2. I’ll be going through the Amazon Kindle publishing service. I think this offers the best form of distribution, discoverability, protection, commerce, etc. In addition to being able to read the book on any existing Kindle, it can be read on any iOS, Android, Windows Phone 7 or Blackberry device and on any computer via standalone reader apps or the Kindle web app. This also allows me the option to publish through other services such as B&N Nook and Apple iBooks as well. In addition, there are services that will publish hard copies of your Kindle book on demand for those who want to kill trees. 🙂

3. I will not be doing a Kickstarter project for the book. I don’t believe most books require any kind of start up capital. Unless you need to do some kind of heavy research, travel, or buy some expensive equipment, or quit your day job and write full time, there is really no up front cost. You sit down and write the book. The only thing I might need to pay out for would be a technical reviewer and/or copy editor, and that would be later and something I’m sure I can work out.

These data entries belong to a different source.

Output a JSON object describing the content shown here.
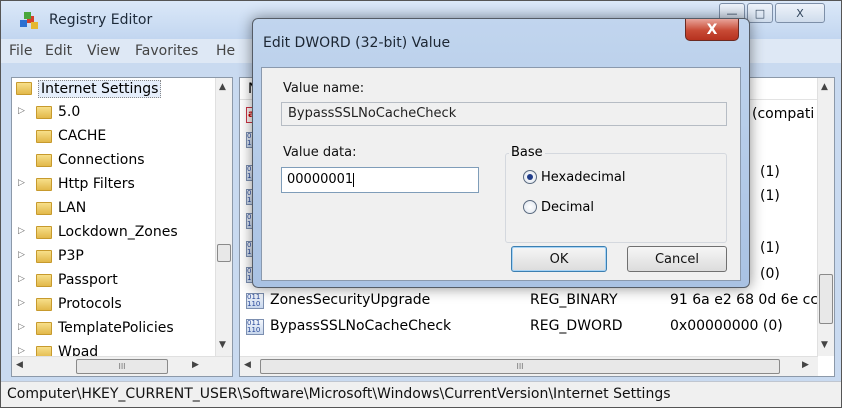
{
  "window": {
    "title": "Registry Editor",
    "minimize_glyph": "—",
    "maximize_glyph": "□",
    "close_glyph": "X"
  },
  "menu": [
    "File",
    "Edit",
    "View",
    "Favorites",
    "He"
  ],
  "tree": {
    "selected": "Internet Settings",
    "items": [
      {
        "label": "Internet Settings",
        "expander": ""
      },
      {
        "label": "5.0",
        "expander": "▷"
      },
      {
        "label": "CACHE",
        "expander": ""
      },
      {
        "label": "Connections",
        "expander": ""
      },
      {
        "label": "Http Filters",
        "expander": "▷"
      },
      {
        "label": "LAN",
        "expander": ""
      },
      {
        "label": "Lockdown_Zones",
        "expander": "▷"
      },
      {
        "label": "P3P",
        "expander": "▷"
      },
      {
        "label": "Passport",
        "expander": "▷"
      },
      {
        "label": "Protocols",
        "expander": "▷"
      },
      {
        "label": "TemplatePolicies",
        "expander": "▷"
      },
      {
        "label": "Wpad",
        "expander": "▷"
      }
    ],
    "hscroll_thumb": "III"
  },
  "values_pane": {
    "header_name": "Na",
    "rows": [
      {
        "icon": "ab",
        "name": "",
        "type": "",
        "data": "(compati"
      },
      {
        "icon": "bin",
        "name": "",
        "type": "",
        "data": ""
      },
      {
        "icon": "bin",
        "name": "",
        "type": "",
        "data": "(1)"
      },
      {
        "icon": "bin",
        "name": "",
        "type": "",
        "data": "(1)"
      },
      {
        "icon": "bin",
        "name": "",
        "type": "",
        "data": ""
      },
      {
        "icon": "bin",
        "name": "",
        "type": "",
        "data": "(1)"
      },
      {
        "icon": "bin",
        "name": "",
        "type": "",
        "data": "(0)"
      },
      {
        "icon": "bin",
        "name": "ZonesSecurityUpgrade",
        "type": "REG_BINARY",
        "data": "91 6a e2 68 0d 6e cc"
      },
      {
        "icon": "bin",
        "name": "BypassSSLNoCacheCheck",
        "type": "REG_DWORD",
        "data": "0x00000000 (0)"
      }
    ],
    "hscroll_thumb": "III"
  },
  "status": {
    "path": "Computer\\HKEY_CURRENT_USER\\Software\\Microsoft\\Windows\\CurrentVersion\\Internet Settings"
  },
  "dialog": {
    "title": "Edit DWORD (32-bit) Value",
    "close_glyph": "X",
    "value_name_label": "Value name:",
    "value_name": "BypassSSLNoCacheCheck",
    "value_data_label": "Value data:",
    "value_data": "00000001",
    "base_label": "Base",
    "base_options": [
      "Hexadecimal",
      "Decimal"
    ],
    "base_selected": "Hexadecimal",
    "ok_label": "OK",
    "cancel_label": "Cancel"
  }
}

I’ve contributed to funding two books over the last couple of years on Kickstarter and neither one of them has yet seen the light of day. It leaves the author in an odd position of being responsible to many people, but with no single person invested so heavily that they are going to bug him daily to meet deadlines. I’m not even sure there is any penalty if you get funded and never release the thing you were funded to do. Do the contributors eventually get their money back if nothing happens?

4. The examples will be done in JavaScript with HTML5’s Canvas. This may or may not be your favorite platform, but I feel like it offers appeal to the widest potential audience. Even if you’ve never done any serious JavaScript, you can fire up a text editor and browser and be coding and running HTML/JS in minutes, for a total cost of $0.00. If you’ve done any programming in any other language, JS is a piece of cake to pick up, and generally easy enough to convert into the language of your choice. Few other languages require so little monetary investment, so little setup for a coding environment across the boards, and such a low learning curve for the language itself.

5. Right now, the TOC stands at 12 chapters, but that could change and rearrange. Right now I’m most of the way through the introduction chapter and have been working on developing a base package that all the examples can use to prevent massive duplication of code. The goal is to not rely on any major third party libraries just as jQuery, etc., and not to create something so complex that it becomes a heavy dependency. Basically, it’s just some boiler plate to grab the canvas, 2d context, some properties like width and height, and various utility functions for commonly used operations.

So watch this space for various updates over the next few months. Maybe even some teaser images or live demos. I haven’t really got a solid deadline in mind, but roughly hoping to be done by the end of the summer.